Use the Benefit of Sec.80C
In Section 80C of the Income Tax Act government allows multiple tax saving options to individuals. There is a list of investment options which helps every individual to save some part of their taxable income under Section 80C. The list contains some very friendly investments like Provident Fund, Public Provident Fund, National Savings Certificate, 5-year Fixed Deposit and time deposit in Bank and Post Office respectively, Life Insurance Premium, Pension fund, Tuition fees and NHB Term Deposit scheme.
See Also: Tax Saving Schemes A.Y.2015-16
Which schemes includes in Sec.80C and how to invest in these schemes efficiently?

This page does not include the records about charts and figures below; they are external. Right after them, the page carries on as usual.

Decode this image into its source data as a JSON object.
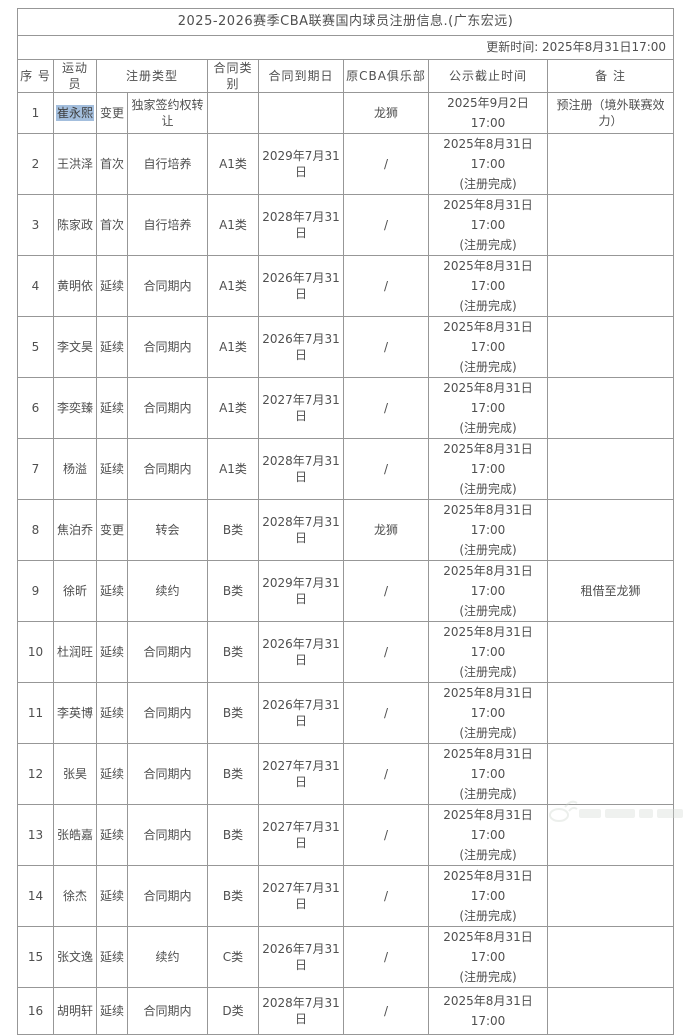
{
  "table": {
    "title": "2025-2026赛季CBA联赛国内球员注册信息.(广东宏远)",
    "update_time": "更新时间: 2025年8月31日17:00",
    "headers": [
      "序 号",
      "运动员",
      "注册类型",
      "合同类别",
      "合同到期日",
      "原CBA俱乐部",
      "公示截止时间",
      "备 注"
    ],
    "highlight_color": "#a3bedd",
    "rows": [
      {
        "no": "1",
        "name": "崔永熙",
        "highlight": true,
        "reg_type": "变更",
        "reg_detail": "独家签约权转让",
        "contract_class": "",
        "contract_expiry": "",
        "former_club": "龙狮",
        "pub_time": "2025年9月2日17:00",
        "pub_note": "",
        "remark": "预注册（境外联赛效力）"
      },
      {
        "no": "2",
        "name": "王洪泽",
        "highlight": false,
        "reg_type": "首次",
        "reg_detail": "自行培养",
        "contract_class": "A1类",
        "contract_expiry": "2029年7月31日",
        "former_club": "/",
        "pub_time": "2025年8月31日17:00",
        "pub_note": "(注册完成)",
        "remark": ""
      },
      {
        "no": "3",
        "name": "陈家政",
        "highlight": false,
        "reg_type": "首次",
        "reg_detail": "自行培养",
        "contract_class": "A1类",
        "contract_expiry": "2028年7月31日",
        "former_club": "/",
        "pub_time": "2025年8月31日17:00",
        "pub_note": "(注册完成)",
        "remark": ""
      },
      {
        "no": "4",
        "name": "黄明依",
        "highlight": false,
        "reg_type": "延续",
        "reg_detail": "合同期内",
        "contract_class": "A1类",
        "contract_expiry": "2026年7月31日",
        "former_club": "/",
        "pub_time": "2025年8月31日17:00",
        "pub_note": "(注册完成)",
        "remark": ""
      },
      {
        "no": "5",
        "name": "李文昊",
        "highlight": false,
        "reg_type": "延续",
        "reg_detail": "合同期内",
        "contract_class": "A1类",
        "contract_expiry": "2026年7月31日",
        "former_club": "/",
        "pub_time": "2025年8月31日17:00",
        "pub_note": "(注册完成)",
        "remark": ""
      },
      {
        "no": "6",
        "name": "李奕臻",
        "highlight": false,
        "reg_type": "延续",
        "reg_detail": "合同期内",
        "contract_class": "A1类",
        "contract_expiry": "2027年7月31日",
        "former_club": "/",
        "pub_time": "2025年8月31日17:00",
        "pub_note": "(注册完成)",
        "remark": ""
      },
      {
        "no": "7",
        "name": "杨溢",
        "highlight": false,
        "reg_type": "延续",
        "reg_detail": "合同期内",
        "contract_class": "A1类",
        "contract_expiry": "2028年7月31日",
        "former_club": "/",
        "pub_time": "2025年8月31日17:00",
        "pub_note": "(注册完成)",
        "remark": ""
      },
      {
        "no": "8",
        "name": "焦泊乔",
        "highlight": false,
        "reg_type": "变更",
        "reg_detail": "转会",
        "contract_class": "B类",
        "contract_expiry": "2028年7月31日",
        "former_club": "龙狮",
        "pub_time": "2025年8月31日17:00",
        "pub_note": "(注册完成)",
        "remark": ""
      },
      {
        "no": "9",
        "name": "徐昕",
        "highlight": false,
        "reg_type": "延续",
        "reg_detail": "续约",
        "contract_class": "B类",
        "contract_expiry": "2029年7月31日",
        "former_club": "/",
        "pub_time": "2025年8月31日17:00",
        "pub_note": "(注册完成)",
        "remark": "租借至龙狮"
      },
      {
        "no": "10",
        "name": "杜润旺",
        "highlight": false,
        "reg_type": "延续",
        "reg_detail": "合同期内",
        "contract_class": "B类",
        "contract_expiry": "2026年7月31日",
        "former_club": "/",
        "pub_time": "2025年8月31日17:00",
        "pub_note": "(注册完成)",
        "remark": ""
      },
      {
        "no": "11",
        "name": "李英博",
        "highlight": false,
        "reg_type": "延续",
        "reg_detail": "合同期内",
        "contract_class": "B类",
        "contract_expiry": "2026年7月31日",
        "former_club": "/",
        "pub_time": "2025年8月31日17:00",
        "pub_note": "(注册完成)",
        "remark": ""
      },
      {
        "no": "12",
        "name": "张昊",
        "highlight": false,
        "reg_type": "延续",
        "reg_detail": "合同期内",
        "contract_class": "B类",
        "contract_expiry": "2027年7月31日",
        "former_club": "/",
        "pub_time": "2025年8月31日17:00",
        "pub_note": "(注册完成)",
        "remark": ""
      },
      {
        "no": "13",
        "name": "张皓嘉",
        "highlight": false,
        "reg_type": "延续",
        "reg_detail": "合同期内",
        "contract_class": "B类",
        "contract_expiry": "2027年7月31日",
        "former_club": "/",
        "pub_time": "2025年8月31日17:00",
        "pub_note": "(注册完成)",
        "remark": ""
      },
      {
        "no": "14",
        "name": "徐杰",
        "highlight": false,
        "reg_type": "延续",
        "reg_detail": "合同期内",
        "contract_class": "B类",
        "contract_expiry": "2027年7月31日",
        "former_club": "/",
        "pub_time": "2025年8月31日17:00",
        "pub_note": "(注册完成)",
        "remark": ""
      },
      {
        "no": "15",
        "name": "张文逸",
        "highlight": false,
        "reg_type": "延续",
        "reg_detail": "续约",
        "contract_class": "C类",
        "contract_expiry": "2026年7月31日",
        "former_club": "/",
        "pub_time": "2025年8月31日17:00",
        "pub_note": "(注册完成)",
        "remark": ""
      },
      {
        "no": "16",
        "name": "胡明轩",
        "highlight": false,
        "reg_type": "延续",
        "reg_detail": "合同期内",
        "contract_class": "D类",
        "contract_expiry": "2028年7月31日",
        "former_club": "/",
        "pub_time": "2025年8月31日17:00",
        "pub_note": "",
        "remark": ""
      }
    ]
  }
}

Starting with Provident fund (PF), it is helpful to salaried personnel whose employer deducts PF from salary before paying. The amount of PF deducted is considered under Section 80C. Interest rate of 8.8% is paid currently and this amount of interest is tax free. Secondly, Public Provident Fund (PPF) helps both, self-employed and salaried individuals in saving tax. Although it is a long term scheme, usually 15 years, however people go for it because it offers assured returns. Individuals are free to contribute any amount between Rs 500 and Rs 100,000 per year and interest of 8.8% is allowed which is free from being taxed. Thirdly, Bank’s Fixed Deposit scheme having tenure of 5 years or more can be a tax saving option. It is different from general fixed deposits and requires depositor’s certain sacrifices. Depositor needs to mention the words “Tax Saver Fixed Deposit” at the time of depositing the amount. Bank’s official puts a stamp on FD receipt which ensures 5 year lock-in and depositor cannot avail facilities such as premature withdrawal, auto-renewal facility or loan against fixed deposit. Interest rate is 8.5% approximately and is taxable. Fourthly, Time Deposit scheme of post office is completely similar to bank’s term deposit. Fifthly, National Housing Bank (NHB) term deposit scheme has tenure of 5 years, Rs 100,000 is maximum investment allowed per year and 9.25% is taxable interest rate. Sixthly, Life Insurance for taxpayer, taxpayer’s spouse and children are considered and only the premium amount i.e. 10% of total amount for insurance is tax free.
Use other tax deduction sections also!
Apart from above mentioned tax saving options, there are some more available options under Section 80C. Individuals can also choose other options such as 80D, 80DD, 80G, 80E, etc to save some part of tax. Amount of tax saved can be maximized by choosing the tax saving options efficiently which is only possible after knowing each of the options completely. Thus, anyone who is looking forward to save tax in financial year 2015-16 should choose the most suitable option from the list of options mentioned above and invest in the best suited one.